Grupo abriu fogo contra ônibus que levava fiéis a um monastério, deixando outras 25 pessoas feridas

A minoria cristã copta do Egito voltou nesta sexta-feira a ser vítima de um brutal atentado que deixou 26 mortos e outros 25 feridos, segundo um porta-voz do Ministério da Saúde egípcio. O ataque ocorreu em um povoado da província de Minia, mais de 300 quilômetros ao sul do Cairo, quando um ônibus que levava fiéis a um monastério foi alvejado. Ninguém reivindicou a autoria do ataque, que, no entanto, parece ter a marca do grupo Estado Islâmico (EI), responsável por vários atentados sangrentos contra a comunidade cristã egípcia nos últimos meses.

Familiares velam o corpo de uma das vítimas do atentado.
Familiares velam o corpo de uma das vítimas do atentado. EFE

De acordo com as primeiras informações, cerca de 10 homens encapuzados abriram fogo contra o veículo perto da localidade de Al Adua, numa das regiões egípcias com maior presença copta. Essam al-Bedawi, governador de Minia, disse à Reuters que o ônibus era parte de um comboio de fiéis, formado também por outro ônibus e um caminhão, que se dirigia ao monastério de São Samuel, perto dali. Calcula-se que os cristãos representem aproximadamente 9% dos 93 milhões de habitantes do Egito, sendo a maioria deles filiados à Igreja Ortodoxa Copta.

Desde o final do ano passado, essa comunidade se tornou um alvo preferencial do EI, por intermédio da sua filial Wilaya Sina (“província do Sinai”), criada em 2014. Antes, o grupo jihadista costumava atacar preferencialmente membros das forças de segurança. Embora o remoto Sinai continue sendo seu principal reduto, suas ações violentas foram se espalhando progressivamente pelo vale do Nilo. Na verdade, seus atentados mais sangrentos contra a minoria cristã tiveram lugar nas principais cidades do país.

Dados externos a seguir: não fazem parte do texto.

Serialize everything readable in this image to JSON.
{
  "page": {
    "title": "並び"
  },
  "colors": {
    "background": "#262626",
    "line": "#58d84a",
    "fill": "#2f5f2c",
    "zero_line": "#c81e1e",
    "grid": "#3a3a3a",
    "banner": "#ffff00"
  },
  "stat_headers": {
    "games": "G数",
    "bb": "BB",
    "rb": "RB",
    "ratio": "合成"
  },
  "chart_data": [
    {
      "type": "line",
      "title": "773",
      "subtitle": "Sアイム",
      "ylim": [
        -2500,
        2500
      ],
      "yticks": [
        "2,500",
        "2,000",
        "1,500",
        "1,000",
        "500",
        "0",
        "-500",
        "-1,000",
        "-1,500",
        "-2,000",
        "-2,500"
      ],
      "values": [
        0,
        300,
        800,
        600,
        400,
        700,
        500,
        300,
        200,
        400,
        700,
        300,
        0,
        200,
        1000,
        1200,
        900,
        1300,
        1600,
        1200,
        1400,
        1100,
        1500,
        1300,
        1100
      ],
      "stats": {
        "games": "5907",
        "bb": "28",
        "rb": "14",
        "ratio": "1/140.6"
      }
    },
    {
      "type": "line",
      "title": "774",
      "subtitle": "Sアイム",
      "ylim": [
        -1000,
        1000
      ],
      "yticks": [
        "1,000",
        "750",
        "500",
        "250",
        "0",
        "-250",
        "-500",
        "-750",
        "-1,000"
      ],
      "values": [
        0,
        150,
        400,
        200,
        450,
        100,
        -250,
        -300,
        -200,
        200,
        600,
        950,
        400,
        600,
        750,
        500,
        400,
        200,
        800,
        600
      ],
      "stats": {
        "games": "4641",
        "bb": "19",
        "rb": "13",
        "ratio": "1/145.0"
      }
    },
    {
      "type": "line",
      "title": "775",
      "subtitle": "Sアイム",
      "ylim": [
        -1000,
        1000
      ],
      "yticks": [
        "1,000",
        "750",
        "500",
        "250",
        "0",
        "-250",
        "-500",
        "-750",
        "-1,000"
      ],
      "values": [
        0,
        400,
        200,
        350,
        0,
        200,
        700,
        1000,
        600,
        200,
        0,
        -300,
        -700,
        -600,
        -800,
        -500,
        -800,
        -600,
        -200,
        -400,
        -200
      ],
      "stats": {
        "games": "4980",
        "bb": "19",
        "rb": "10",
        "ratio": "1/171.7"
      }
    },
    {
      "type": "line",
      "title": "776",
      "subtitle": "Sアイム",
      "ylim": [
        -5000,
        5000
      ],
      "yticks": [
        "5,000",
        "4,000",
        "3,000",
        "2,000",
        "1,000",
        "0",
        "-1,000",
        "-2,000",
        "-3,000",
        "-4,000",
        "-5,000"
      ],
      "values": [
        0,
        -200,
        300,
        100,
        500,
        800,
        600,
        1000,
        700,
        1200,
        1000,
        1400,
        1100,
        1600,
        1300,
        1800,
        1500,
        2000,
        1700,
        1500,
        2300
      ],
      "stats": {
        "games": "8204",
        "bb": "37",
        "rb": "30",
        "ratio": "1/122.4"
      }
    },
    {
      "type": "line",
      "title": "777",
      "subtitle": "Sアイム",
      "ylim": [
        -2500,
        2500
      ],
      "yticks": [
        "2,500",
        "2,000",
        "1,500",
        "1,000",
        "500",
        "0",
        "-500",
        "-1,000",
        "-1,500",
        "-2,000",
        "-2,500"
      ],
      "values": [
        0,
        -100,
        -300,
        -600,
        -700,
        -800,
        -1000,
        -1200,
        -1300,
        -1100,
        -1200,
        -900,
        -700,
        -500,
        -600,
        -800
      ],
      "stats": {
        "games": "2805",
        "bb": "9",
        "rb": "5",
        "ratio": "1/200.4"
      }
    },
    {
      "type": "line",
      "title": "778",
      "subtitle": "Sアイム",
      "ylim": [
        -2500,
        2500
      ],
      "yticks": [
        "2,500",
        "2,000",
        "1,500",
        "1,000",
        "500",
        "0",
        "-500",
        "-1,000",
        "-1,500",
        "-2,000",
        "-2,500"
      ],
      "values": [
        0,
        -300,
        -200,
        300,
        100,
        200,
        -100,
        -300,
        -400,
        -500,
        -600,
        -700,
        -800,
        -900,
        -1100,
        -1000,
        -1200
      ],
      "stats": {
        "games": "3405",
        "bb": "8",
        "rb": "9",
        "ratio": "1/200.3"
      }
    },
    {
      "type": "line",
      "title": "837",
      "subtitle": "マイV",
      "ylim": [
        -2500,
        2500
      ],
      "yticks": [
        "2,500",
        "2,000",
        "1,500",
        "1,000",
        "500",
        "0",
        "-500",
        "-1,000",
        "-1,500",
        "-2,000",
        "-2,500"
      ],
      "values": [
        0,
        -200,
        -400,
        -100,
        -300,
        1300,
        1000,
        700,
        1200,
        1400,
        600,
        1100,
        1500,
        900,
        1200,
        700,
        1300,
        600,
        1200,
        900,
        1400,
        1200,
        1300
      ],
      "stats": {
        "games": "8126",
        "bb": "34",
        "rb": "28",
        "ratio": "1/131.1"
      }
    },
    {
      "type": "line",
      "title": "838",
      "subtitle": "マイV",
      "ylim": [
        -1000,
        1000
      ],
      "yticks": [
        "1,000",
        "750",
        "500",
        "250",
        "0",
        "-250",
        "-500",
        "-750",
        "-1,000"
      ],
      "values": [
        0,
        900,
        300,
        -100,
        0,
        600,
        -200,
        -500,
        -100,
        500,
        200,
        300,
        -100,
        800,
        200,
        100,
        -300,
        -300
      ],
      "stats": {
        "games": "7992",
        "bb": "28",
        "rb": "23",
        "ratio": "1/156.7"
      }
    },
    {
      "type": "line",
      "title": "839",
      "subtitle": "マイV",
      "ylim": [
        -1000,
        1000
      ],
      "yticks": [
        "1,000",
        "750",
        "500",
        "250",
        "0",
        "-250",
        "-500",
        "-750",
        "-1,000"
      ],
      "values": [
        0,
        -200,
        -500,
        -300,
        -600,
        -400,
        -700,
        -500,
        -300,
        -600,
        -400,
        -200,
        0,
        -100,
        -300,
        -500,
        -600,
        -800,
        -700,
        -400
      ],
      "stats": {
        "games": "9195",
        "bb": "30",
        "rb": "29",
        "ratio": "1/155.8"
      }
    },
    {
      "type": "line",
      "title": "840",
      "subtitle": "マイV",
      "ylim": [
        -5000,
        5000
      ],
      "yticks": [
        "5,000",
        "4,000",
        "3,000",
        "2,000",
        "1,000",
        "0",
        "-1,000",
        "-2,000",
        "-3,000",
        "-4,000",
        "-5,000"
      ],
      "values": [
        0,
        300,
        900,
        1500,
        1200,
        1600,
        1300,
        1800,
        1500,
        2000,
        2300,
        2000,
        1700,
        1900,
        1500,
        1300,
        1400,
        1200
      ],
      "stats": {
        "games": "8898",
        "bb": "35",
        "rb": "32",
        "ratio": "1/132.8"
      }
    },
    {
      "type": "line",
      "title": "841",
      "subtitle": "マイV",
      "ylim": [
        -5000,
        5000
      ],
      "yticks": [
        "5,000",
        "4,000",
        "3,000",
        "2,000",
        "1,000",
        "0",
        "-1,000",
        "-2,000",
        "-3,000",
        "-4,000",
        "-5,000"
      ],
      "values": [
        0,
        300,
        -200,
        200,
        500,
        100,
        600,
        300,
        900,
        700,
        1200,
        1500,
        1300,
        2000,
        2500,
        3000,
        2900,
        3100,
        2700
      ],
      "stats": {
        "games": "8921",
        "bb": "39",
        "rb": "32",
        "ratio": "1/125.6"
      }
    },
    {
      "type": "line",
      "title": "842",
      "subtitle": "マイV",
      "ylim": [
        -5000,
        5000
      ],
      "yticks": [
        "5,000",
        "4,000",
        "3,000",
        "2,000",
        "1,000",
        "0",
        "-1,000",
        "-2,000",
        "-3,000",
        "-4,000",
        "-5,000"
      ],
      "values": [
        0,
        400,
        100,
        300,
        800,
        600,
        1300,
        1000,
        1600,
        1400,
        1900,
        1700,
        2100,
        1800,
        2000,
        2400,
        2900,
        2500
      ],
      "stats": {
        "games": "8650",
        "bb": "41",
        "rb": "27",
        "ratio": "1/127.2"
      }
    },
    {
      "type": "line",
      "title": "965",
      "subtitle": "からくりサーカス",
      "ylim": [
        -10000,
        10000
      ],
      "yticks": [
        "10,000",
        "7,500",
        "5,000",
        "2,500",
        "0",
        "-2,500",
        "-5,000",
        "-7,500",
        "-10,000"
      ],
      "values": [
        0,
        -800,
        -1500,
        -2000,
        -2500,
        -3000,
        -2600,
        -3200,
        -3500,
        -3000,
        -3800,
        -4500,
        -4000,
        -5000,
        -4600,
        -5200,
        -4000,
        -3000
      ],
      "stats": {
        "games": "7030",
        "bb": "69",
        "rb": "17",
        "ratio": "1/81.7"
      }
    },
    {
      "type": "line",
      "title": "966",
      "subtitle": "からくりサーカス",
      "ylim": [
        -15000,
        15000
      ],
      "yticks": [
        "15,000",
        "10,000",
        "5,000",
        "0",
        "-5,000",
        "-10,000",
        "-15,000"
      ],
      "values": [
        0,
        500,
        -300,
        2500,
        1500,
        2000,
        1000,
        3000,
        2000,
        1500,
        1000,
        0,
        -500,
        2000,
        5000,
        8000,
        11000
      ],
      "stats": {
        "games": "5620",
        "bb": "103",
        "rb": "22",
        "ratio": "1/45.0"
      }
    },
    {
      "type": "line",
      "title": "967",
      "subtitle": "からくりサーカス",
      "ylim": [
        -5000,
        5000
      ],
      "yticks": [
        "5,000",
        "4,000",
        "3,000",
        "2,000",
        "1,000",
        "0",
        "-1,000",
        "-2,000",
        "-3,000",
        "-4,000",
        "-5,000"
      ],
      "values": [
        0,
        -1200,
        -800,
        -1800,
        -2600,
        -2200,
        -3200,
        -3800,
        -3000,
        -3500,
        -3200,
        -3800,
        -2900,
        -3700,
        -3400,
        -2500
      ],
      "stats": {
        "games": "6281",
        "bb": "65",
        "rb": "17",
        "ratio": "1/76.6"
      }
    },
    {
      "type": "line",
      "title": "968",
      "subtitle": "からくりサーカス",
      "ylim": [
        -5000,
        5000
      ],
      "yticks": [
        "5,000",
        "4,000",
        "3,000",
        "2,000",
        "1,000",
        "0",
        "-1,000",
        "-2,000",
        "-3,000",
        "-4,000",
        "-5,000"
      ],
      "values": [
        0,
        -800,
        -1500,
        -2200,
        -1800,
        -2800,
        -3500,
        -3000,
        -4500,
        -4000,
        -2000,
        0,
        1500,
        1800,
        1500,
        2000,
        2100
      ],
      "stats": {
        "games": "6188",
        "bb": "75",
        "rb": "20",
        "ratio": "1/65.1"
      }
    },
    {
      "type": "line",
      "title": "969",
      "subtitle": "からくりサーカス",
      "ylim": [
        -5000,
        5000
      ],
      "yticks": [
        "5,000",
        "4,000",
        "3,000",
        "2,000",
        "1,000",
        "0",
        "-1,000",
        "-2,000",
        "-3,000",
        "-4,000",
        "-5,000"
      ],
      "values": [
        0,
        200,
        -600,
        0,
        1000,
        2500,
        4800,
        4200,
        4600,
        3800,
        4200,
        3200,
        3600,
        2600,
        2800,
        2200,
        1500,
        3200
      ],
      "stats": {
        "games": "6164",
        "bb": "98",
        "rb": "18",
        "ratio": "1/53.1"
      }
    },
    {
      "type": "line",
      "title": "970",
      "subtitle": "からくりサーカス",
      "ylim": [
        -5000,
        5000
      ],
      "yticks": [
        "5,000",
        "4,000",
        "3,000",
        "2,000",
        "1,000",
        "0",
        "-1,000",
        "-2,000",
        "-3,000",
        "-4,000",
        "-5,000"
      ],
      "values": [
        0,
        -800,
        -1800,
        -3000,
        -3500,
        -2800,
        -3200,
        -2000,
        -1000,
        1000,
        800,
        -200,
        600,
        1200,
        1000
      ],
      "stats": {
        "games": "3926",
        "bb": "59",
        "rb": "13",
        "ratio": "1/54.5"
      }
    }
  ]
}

Em dezembro, um suicida matou 29 pessoas ao explodir uma bomba em um anexo da catedral de São Marcos, no Cairo, a sede do patriarcado copta. Ainda piores foram os dois ataques simultâneos de 9 de abril deste ano contra duas igrejas, uma em Alexandria, a segunda maior cidade egípcia, e a outra em Tanta, coincidindo com a celebração do Domingo de Ramos.

Ao todo, pelo menos 46 pessoas morreram e outras 120 ficaram feridas naquele dia funesto. Embora a história recente do Egito esteja repleta de tensões sectárias, a atual onda de atentados não tem precedentes e gerou um profundo estado de angústia na comunidade cristã. Depois daqueles atentados, o presidente Abdelfattah al Sisi declarou estado de emergência durante três meses.

A pequena localidade de Adua esteve nas manchetes da imprensa internacional há três anos, quando 683 de seus habitantes foram condenados à morte em um julgamento coletivo pelo ataque a uma delegacia de polícia, depois do golpe de Estado comandado por Sisi em 2013. Posteriormente, um tribunal de recursos absolveu boa parte dos acusados, deixando a cifra de penas capitais em 183.